Les cytotoxiques issus des savoirs ancestraux : l’exemple de la pervenche de Madagascar

Cantharanthus roseus est une reine des tropiques : elle pousse toute seule et on la rencontre partout . La Pervenche de Madagascar a une allure douce et fragile, avec une couleur évoquant tendresse, réconfort, innocence. Elle est agréable au regard, si bien qu’elle est devenue une plante d’ornement.

Mais elle contient plusieurs toxiques cellulaires.

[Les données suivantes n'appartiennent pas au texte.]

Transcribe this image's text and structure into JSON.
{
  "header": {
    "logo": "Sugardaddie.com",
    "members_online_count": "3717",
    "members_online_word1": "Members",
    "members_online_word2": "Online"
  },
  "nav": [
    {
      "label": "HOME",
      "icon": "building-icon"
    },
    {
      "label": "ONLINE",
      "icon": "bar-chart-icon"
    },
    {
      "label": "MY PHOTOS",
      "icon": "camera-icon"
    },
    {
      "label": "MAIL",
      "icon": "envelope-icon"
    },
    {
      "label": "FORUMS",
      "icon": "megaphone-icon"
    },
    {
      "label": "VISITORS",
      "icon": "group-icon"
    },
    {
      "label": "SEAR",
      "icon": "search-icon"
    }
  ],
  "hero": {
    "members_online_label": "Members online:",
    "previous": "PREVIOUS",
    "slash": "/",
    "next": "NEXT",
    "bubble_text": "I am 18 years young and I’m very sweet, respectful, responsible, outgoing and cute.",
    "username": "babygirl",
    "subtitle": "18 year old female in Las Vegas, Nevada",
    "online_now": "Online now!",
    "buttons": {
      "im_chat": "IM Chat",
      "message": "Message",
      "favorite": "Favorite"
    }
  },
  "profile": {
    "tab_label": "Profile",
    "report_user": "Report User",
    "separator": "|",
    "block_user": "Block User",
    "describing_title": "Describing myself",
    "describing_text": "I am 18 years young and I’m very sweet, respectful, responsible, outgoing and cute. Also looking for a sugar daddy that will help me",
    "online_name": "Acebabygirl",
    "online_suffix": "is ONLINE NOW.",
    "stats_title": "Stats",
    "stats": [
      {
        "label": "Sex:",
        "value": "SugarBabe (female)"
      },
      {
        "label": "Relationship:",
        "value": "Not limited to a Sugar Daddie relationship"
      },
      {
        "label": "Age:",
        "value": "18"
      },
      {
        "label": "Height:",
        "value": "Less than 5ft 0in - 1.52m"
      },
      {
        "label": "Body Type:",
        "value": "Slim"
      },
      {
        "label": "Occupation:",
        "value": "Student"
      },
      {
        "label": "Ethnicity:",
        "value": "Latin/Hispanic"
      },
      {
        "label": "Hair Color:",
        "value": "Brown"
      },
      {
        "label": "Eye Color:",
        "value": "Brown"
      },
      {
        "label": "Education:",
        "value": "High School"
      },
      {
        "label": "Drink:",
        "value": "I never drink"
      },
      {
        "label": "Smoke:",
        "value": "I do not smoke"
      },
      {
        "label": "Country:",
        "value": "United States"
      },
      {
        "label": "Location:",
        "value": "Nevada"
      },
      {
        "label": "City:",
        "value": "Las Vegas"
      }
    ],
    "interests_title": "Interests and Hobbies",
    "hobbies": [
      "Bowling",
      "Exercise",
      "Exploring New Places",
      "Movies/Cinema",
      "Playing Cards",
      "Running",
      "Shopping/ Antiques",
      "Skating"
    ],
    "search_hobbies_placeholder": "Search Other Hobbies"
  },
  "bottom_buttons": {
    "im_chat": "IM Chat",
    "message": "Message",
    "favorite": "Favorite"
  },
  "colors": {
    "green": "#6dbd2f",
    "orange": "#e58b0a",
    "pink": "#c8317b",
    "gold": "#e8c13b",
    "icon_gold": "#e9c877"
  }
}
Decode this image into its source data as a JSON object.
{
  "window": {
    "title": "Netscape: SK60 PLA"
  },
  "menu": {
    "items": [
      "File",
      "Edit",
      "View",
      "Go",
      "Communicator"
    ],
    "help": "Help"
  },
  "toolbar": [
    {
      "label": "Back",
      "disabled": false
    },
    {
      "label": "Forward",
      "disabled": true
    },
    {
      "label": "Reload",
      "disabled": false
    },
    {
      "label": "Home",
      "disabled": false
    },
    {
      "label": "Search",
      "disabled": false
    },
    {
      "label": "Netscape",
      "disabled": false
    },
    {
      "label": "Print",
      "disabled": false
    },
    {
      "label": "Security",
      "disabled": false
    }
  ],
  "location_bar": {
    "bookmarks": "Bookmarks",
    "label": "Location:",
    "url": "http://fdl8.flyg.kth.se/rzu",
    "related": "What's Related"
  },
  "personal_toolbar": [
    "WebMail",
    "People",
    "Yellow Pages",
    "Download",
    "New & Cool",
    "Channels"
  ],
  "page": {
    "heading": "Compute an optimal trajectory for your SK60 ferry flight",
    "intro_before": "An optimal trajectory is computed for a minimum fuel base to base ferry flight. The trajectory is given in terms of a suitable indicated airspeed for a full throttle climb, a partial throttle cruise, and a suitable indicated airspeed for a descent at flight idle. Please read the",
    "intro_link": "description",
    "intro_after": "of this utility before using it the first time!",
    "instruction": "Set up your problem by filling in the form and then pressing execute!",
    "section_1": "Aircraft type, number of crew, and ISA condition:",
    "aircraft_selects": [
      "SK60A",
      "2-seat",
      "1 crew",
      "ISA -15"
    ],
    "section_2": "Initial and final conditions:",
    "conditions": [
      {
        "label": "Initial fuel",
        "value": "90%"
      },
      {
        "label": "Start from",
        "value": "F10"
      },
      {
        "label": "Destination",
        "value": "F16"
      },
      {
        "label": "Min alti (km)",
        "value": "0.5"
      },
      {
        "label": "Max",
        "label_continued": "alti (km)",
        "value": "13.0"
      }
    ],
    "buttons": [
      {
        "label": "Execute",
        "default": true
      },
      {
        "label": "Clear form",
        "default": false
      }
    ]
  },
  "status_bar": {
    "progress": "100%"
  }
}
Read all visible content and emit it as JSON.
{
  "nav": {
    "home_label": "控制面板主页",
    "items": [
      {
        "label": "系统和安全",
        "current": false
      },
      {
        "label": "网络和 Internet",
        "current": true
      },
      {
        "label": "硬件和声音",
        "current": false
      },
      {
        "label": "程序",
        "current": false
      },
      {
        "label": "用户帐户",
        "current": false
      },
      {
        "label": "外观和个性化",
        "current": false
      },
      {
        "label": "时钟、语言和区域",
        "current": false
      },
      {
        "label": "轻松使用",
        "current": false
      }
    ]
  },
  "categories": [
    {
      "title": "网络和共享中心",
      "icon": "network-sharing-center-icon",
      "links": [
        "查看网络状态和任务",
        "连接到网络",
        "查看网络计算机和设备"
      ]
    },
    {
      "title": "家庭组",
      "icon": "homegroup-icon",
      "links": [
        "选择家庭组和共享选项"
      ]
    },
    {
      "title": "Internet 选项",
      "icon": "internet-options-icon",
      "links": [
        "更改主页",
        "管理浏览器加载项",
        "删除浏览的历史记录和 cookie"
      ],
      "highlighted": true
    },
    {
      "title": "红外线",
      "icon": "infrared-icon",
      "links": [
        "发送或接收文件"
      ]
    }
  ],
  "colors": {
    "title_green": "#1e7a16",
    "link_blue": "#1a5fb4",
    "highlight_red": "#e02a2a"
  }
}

Dans la médecine traditionnelle, ses feuilles, fleurs et racines sont utilisées par les guérisseurs pour le traitements de diverses pathologies : diabète, tumeurs, paludisme… Ils préconisent des décoctions de feuilles et de fleurs avec une posologie maitrisée et souvent associée à d’autres substances.


Dans les années 50-60, des chercheurs ont utilisé des extraits de cette plantes sur des souris et constaté une chute des globules blancs. Les études permettront ensuite de confirmer que cette plante améliore significativement les souris atteintes de leucémies aigues. Deux principes actifs en seront extraits et brevetés par l’industrie pharmaceutique : la vincristine et vinblastine . Ces substances inhibent la formation des microtubules qui sont utiles pour la formation du fuseau et pour la division cellulaire. C’est ainsi qu’ils empêchent les cellules de proliférer.

Ce « transfert de technologie  » des savoirs ancestraux vers l’industrie avec privatisation sous la forme de brevets, aboutira à la production de chimiothérapies telles que l’Oncovin, Vincristine utilisées et approuvées dans le traitement des lymphomes, leucémies, cancer du sein, poumon, sarcomes…

Pour simplifier, par la suite, un produit synthétique bien connu sera produit par une équipe française ( Navelbine)

La Médecine traditionnelle a fait de nombreux legs à l’oncologie moderne : on peut aussi citer l’Etoposide, chimiothérapie utilisée dans les cancers du poumon, leucémies et lymphomes, extraite de Podophyllum peltatum ou ¨Pomme de mai, une plante américaine.


Encore un exemple parmi d’autres, les taxanes issues de l’If bien connues dans le domaine de la cancérologie mammaire , prostatique, pulmonaire.

Chimiothérapie ne signifie donc pas comme on le pense communément un produit issu de synthèse chimique, comme les moutardes azotées. Les plantes également contiennent des produits toxiques qui ont été mis à profit pour éliminer les cellules cancéreuses.

La phytothérapie en général, probablement du fait de son usage traditionnel conserve une haute sympathie dans le grand public et l’utilisation de plantes et extraits de plantes est courant chez les personnes traitées pour cancer. Il ne faut cependant pas oublier que ces plantes contiennent des principes actifs et que certains d’entre eux peuvent induire des toxicités ou des interactions avec certains médicaments. Préalablement à leur usage, il est préférable de demander l’avis d’un professionnel qualifié.